Today is August 23, 2019 -
by Hazzan Michael Krausman
Tisha B’Av, the Fast of the ninth of the month of Av, is the most solemn day on the Jewish calendar. On this day, we mourn the destruction of both the first and second Holy Temples of Jerusalem – the first Temple being destroyed by the Babylonians in 586 B.C.E. and the second by the Romans in 70 C.E. Tisha B’Av also commemorates other calamities, including the expulsion of the Jews from Spain in 1492, the expulsion of the Jews of England by King Edward I in 1290 and the outbreak of World War I.
Tisha B’Av is the culmination of a three-week period of mourning known as Bein Ha Meitzarim (between the sorrows), which commences with the breach of the walls of the Holy City, commemorated on the 17th of Tamuz. During this solemn three-week period, it is traditional to refrain from weddings and other sources of merriment, cutting one’s hair, and for the last nine days, refraining from eating meat.
The observance of Tisha B’Av is similar to that of Yom Kippur. We fast from sundown on the eve of Tisha B’Av until sunset the following day. When the 9th day of the month of Av falls on Shabbat (as is the case this year), we postpone the observance of Tisha B’Av until the conclusion of the sabbath. It is traditional to refrain from bathing, wearing leather shoes, shaving, using cosmetics, marital relations and even from studying Torah.
On Tisha B’Av we all feel as though we are “sitting shiva” – a profound state of mourning. Thus, it is customary not to exchange casual greetings, to wear simple clothing and to avoid any form of enjoyment. In this melancholy mood, we gather at the Synagogue, sit on the floor, dim the lights and chant the lachrymose book of Eicha (Lamentations) according to a haunting, ancient cantillation melody. So profound is our sadness that in the place of the musical chanting of the evening prayers, they are simply read in a still, small voice.
On the morning of Tisha B’Av, we return to the synagogue to pray and to chant a collection of heart- wrenching dirges known as Kinot.

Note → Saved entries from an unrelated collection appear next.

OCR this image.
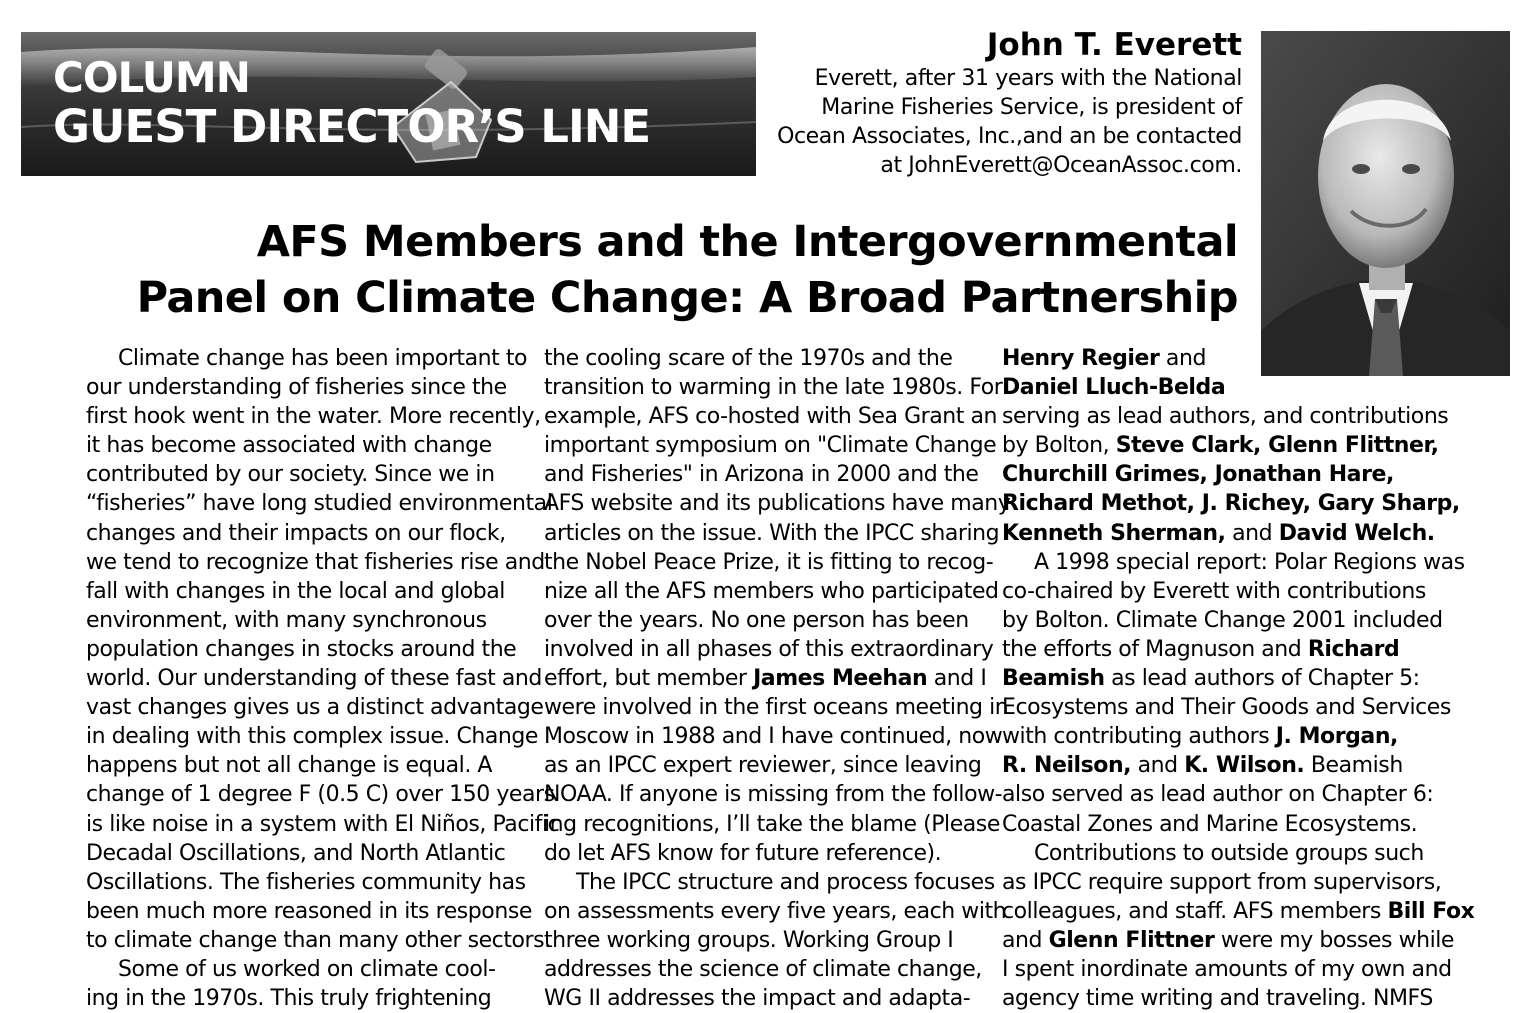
COLUMN
GUEST DIRECTOR’S LINE
John T. Everett
Everett, after 31 years with the National
Marine Fisheries Service, is president of
Ocean Associates, Inc.,and an be contacted
at JohnEverett@OceanAssoc.com.
AFS Members and the Intergovernmental
Panel on Climate Change: A Broad Partnership

Climate change has been important to

our understanding of fisheries since the

first hook went in the water. More recently,

it has become associated with change

contributed by our society. Since we in

“fisheries” have long studied environmental

changes and their impacts on our flock,

we tend to recognize that fisheries rise and

fall with changes in the local and global

environment, with many synchronous

population changes in stocks around the

world. Our understanding of these fast and

vast changes gives us a distinct advantage

in dealing with this complex issue. Change

happens but not all change is equal. A

change of 1 degree F (0.5 C) over 150 years

is like noise in a system with El Niños, Pacific

Decadal Oscillations, and North Atlantic

Oscillations. The fisheries community has

been much more reasoned in its response

to climate change than many other sectors.

Some of us worked on climate cool-

ing in the 1970s. This truly frightening

the cooling scare of the 1970s and the

transition to warming in the late 1980s. For

example, AFS co-hosted with Sea Grant an

important symposium on "Climate Change

and Fisheries" in Arizona in 2000 and the

AFS website and its publications have many

articles on the issue. With the IPCC sharing

the Nobel Peace Prize, it is fitting to recog-

nize all the AFS members who participated

over the years. No one person has been

involved in all phases of this extraordinary

effort, but member James Meehan and I

were involved in the first oceans meeting in

Moscow in 1988 and I have continued, now

as an IPCC expert reviewer, since leaving

NOAA. If anyone is missing from the follow-

ing recognitions, I’ll take the blame (Please

do let AFS know for future reference).

The IPCC structure and process focuses

on assessments every five years, each with

three working groups. Working Group I

addresses the science of climate change,

WG II addresses the impact and adapta-

Henry Regier and

Daniel Lluch-Belda

serving as lead authors, and contributions

by Bolton, Steve Clark, Glenn Flittner,

Churchill Grimes, Jonathan Hare,

Richard Methot, J. Richey, Gary Sharp,

Kenneth Sherman, and David Welch.

A 1998 special report: Polar Regions was

co-chaired by Everett with contributions

by Bolton. Climate Change 2001 included

the efforts of Magnuson and Richard

Beamish as lead authors of Chapter 5:

Ecosystems and Their Goods and Services

with contributing authors J. Morgan,

R. Neilson, and K. Wilson. Beamish

also served as lead author on Chapter 6:

Coastal Zones and Marine Ecosystems.

Contributions to outside groups such

as IPCC require support from supervisors,

colleagues, and staff. AFS members Bill Fox

and Glenn Flittner were my bosses while

I spent inordinate amounts of my own and

agency time writing and traveling. NMFS
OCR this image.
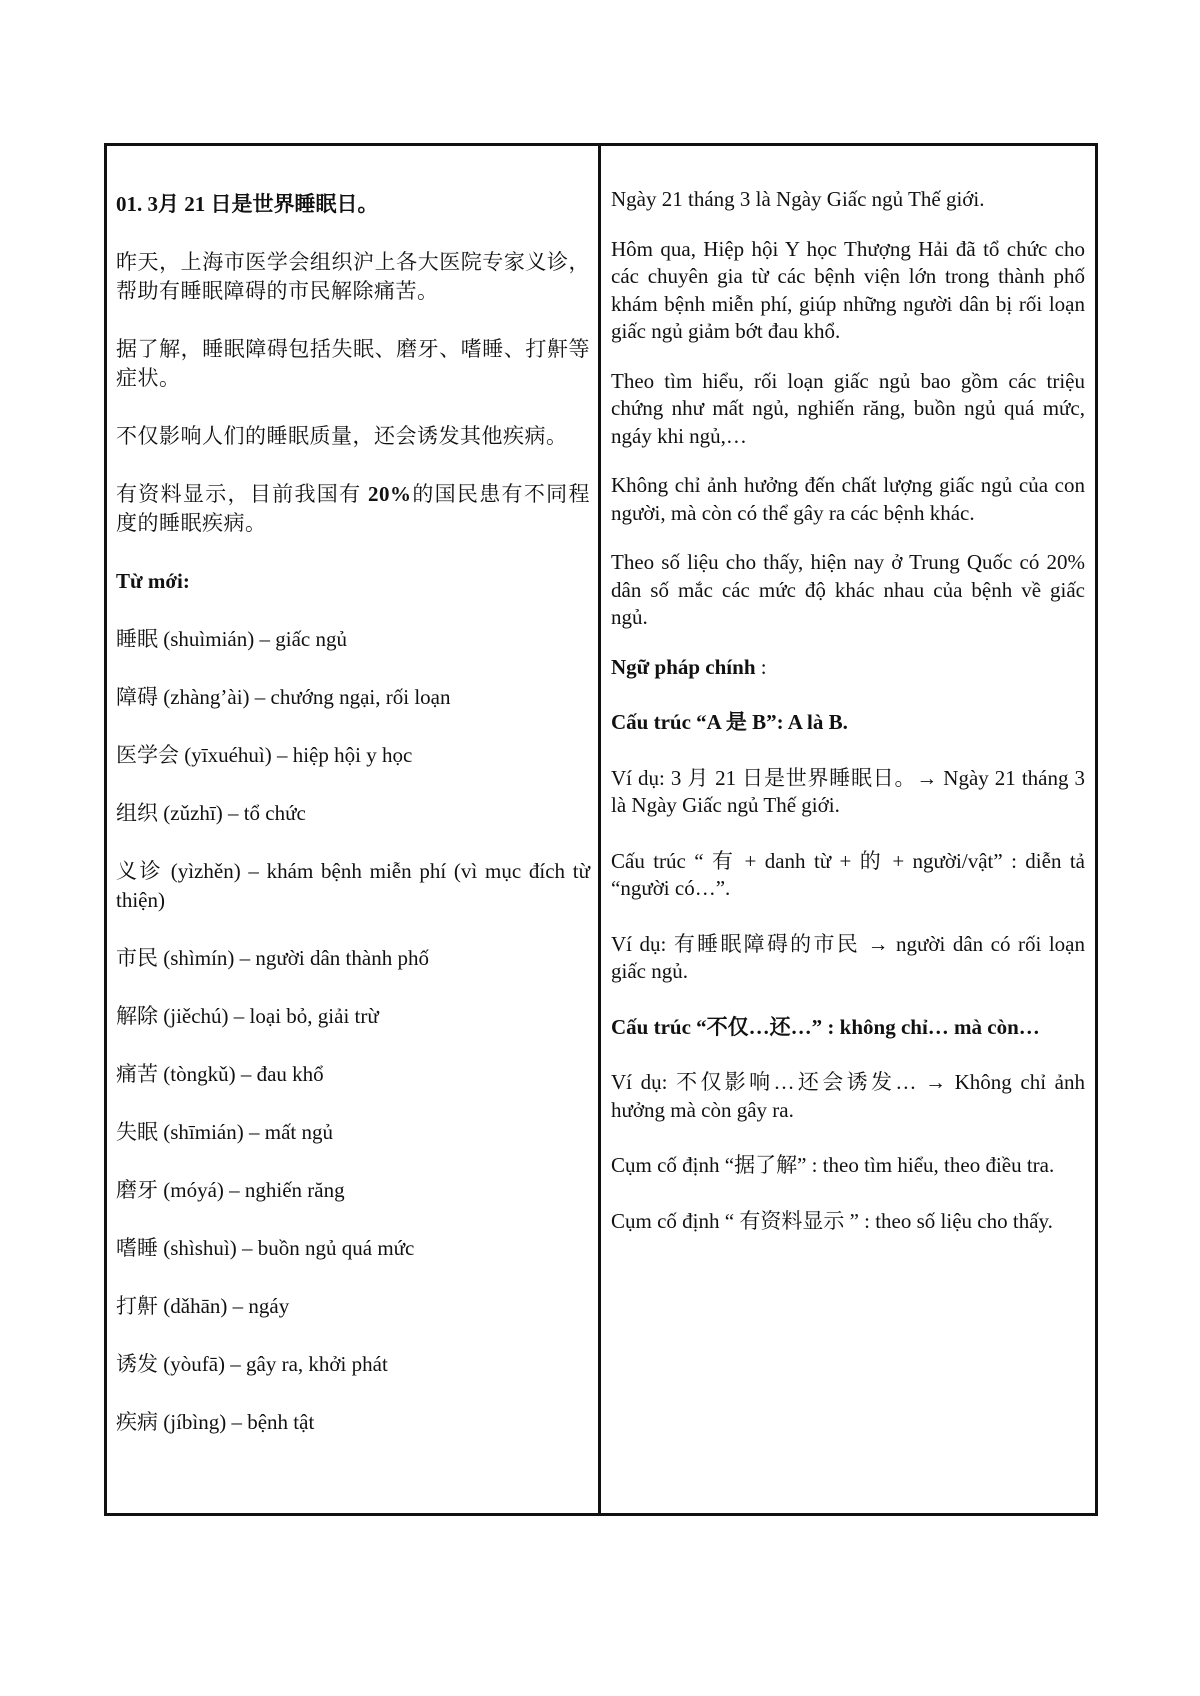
01. 3月 21 日是世界睡眠日。

昨天，上海市医学会组织沪上各大医院专家义诊，帮助有睡眠障碍的市民解除痛苦。

据了解，睡眠障碍包括失眠、磨牙、嗜睡、打鼾等症状。

不仅影响人们的睡眠质量，还会诱发其他疾病。

有资料显示，目前我国有 20%的国民患有不同程度的睡眠疾病。

Từ mới:

睡眠 (shuìmián) – giấc ngủ

障碍 (zhàng’ài) – chướng ngại, rối loạn

医学会 (yīxuéhuì) – hiệp hội y học

组织 (zǔzhī) – tổ chức

义诊 (yìzhěn) – khám bệnh miễn phí (vì mục đích từ thiện)

市民 (shìmín) – người dân thành phố

解除 (jiěchú) – loại bỏ, giải trừ

痛苦 (tòngkǔ) – đau khổ

失眠 (shīmián) – mất ngủ

磨牙 (móyá) – nghiến răng

嗜睡 (shìshuì) – buồn ngủ quá mức

打鼾 (dǎhān) – ngáy

诱发 (yòufā) – gây ra, khởi phát

疾病 (jíbìng) – bệnh tật

Ngày 21 tháng 3 là Ngày Giấc ngủ Thế giới.

Hôm qua, Hiệp hội Y học Thượng Hải đã tổ chức cho các chuyên gia từ các bệnh viện lớn trong thành phố khám bệnh miễn phí, giúp những người dân bị rối loạn giấc ngủ giảm bớt đau khổ.

Theo tìm hiểu, rối loạn giấc ngủ bao gồm các triệu chứng như mất ngủ, nghiến răng, buồn ngủ quá mức, ngáy khi ngủ,…

Không chỉ ảnh hưởng đến chất lượng giấc ngủ của con người, mà còn có thể gây ra các bệnh khác.

Theo số liệu cho thấy, hiện nay ở Trung Quốc có 20% dân số mắc các mức độ khác nhau của bệnh về giấc ngủ.

Ngữ pháp chính :

Cấu trúc “A 是 B”: A là B.

Ví dụ: 3 月 21 日是世界睡眠日。→ Ngày 21 tháng 3 là Ngày Giấc ngủ Thế giới.

Cấu trúc “ 有 + danh từ + 的 + người/vật” : diễn tả “người có…”.

Ví dụ: 有睡眠障碍的市民 → người dân có rối loạn giấc ngủ.

Cấu trúc “不仅…还…” : không chỉ… mà còn…

Ví dụ: 不仅影响…还会诱发… → Không chỉ ảnh hưởng mà còn gây ra.

Cụm cố định “据了解” : theo tìm hiểu, theo điều tra.

Cụm cố định “ 有资料显示 ” : theo số liệu cho thấy.
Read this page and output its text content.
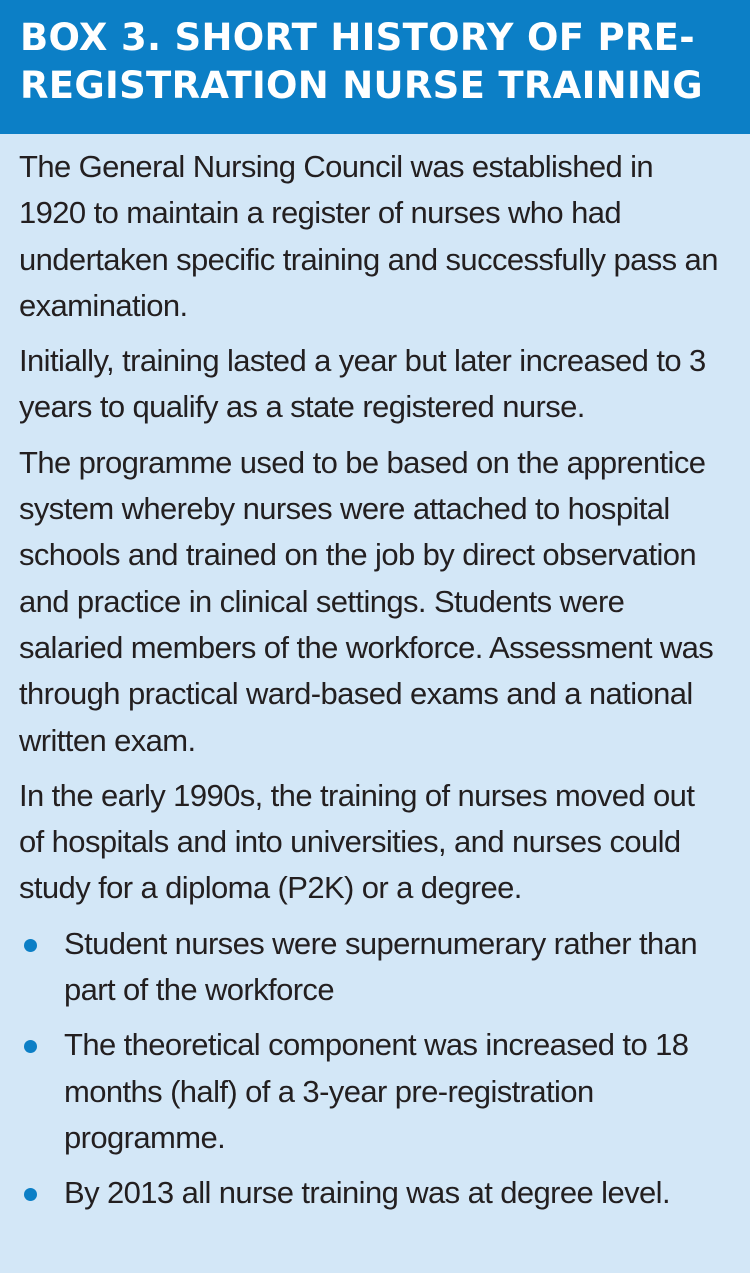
BOX 3. SHORT HISTORY OF PRE-
REGISTRATION NURSE TRAINING

The General Nursing Council was established in 1920 to maintain a register of nurses who had undertaken specific training and successfully pass an examination.

Initially, training lasted a year but later increased to 3 years to qualify as a state registered nurse.

The programme used to be based on the apprentice system whereby nurses were attached to hospital schools and trained on the job by direct observation and practice in clinical settings. Students were salaried members of the workforce. Assessment was through practical ward-based exams and a national written exam.

In the early 1990s, the training of nurses moved out of hospitals and into universities, and nurses could study for a diploma (P2K) or a degree.

Student nurses were supernumerary rather than part of the workforce
The theoretical component was increased to 18 months (half) of a 3-year pre-registration programme.
By 2013 all nurse training was at degree level.
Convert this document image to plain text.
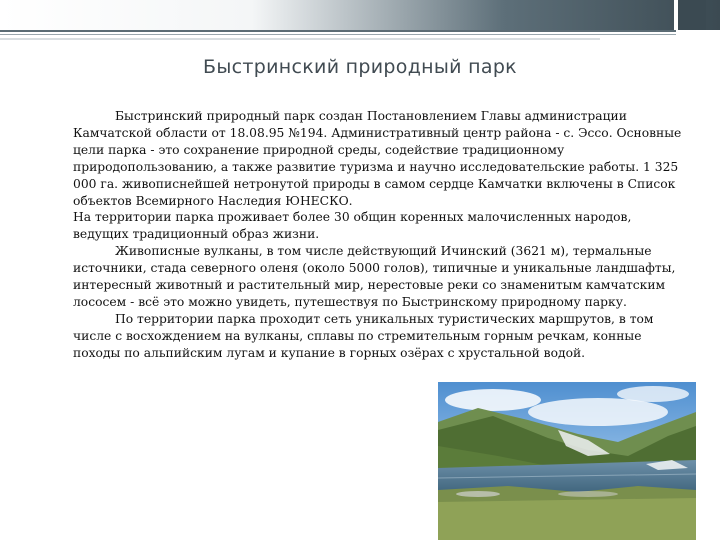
Быстринский природный парк

Быстринский природный парк создан Постановлением Главы администрации Камчатской области от 18.08.95 №194. Административный центр района - с. Эссо. Основные цели парка - это сохранение природной среды, содействие традиционному природопользованию, а также развитие туризма и научно исследовательские работы. 1 325 000 га. живописнейшей нетронутой природы в самом сердце Камчатки включены в Список объектов Всемирного Наследия ЮНЕСКО.

На территории парка проживает более 30 общин коренных малочисленных народов, ведущих традиционный образ жизни.

Живописные вулканы, в том числе действующий Ичинский (3621 м), термальные источники, стада северного оленя (около 5000 голов), типичные и уникальные ландшафты, интересный животный и растительный мир, нерестовые реки со знаменитым камчатским лососем - всё это можно увидеть, путешествуя по Быстринскому природному парку.

По территории парка проходит сеть уникальных туристических маршрутов, в том числе с восхождением на вулканы, сплавы по стремительным горным речкам, конные походы по альпийским лугам и купание в горных озёрах с хрустальной водой.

Strikingly disturbing images such as of mothers observing, in horror, the murder of their children, fill these ancient poems. Because of our state of mourning, we do not don Tallit and Tefillin in the morning but save them for the afternoon service, when the intensity of our sadness is somewhat diminished.
The practices of Tisha B’Av as a national day of mourning and commemoration remind us of the importance of not only giving lip service to our past, but actually attempting to understand and empathize with the experiences of our ancestors. By observing Tisha B’Av we not only show solidarity with the entire Jewish community of our time but with Jewish communities throughout history.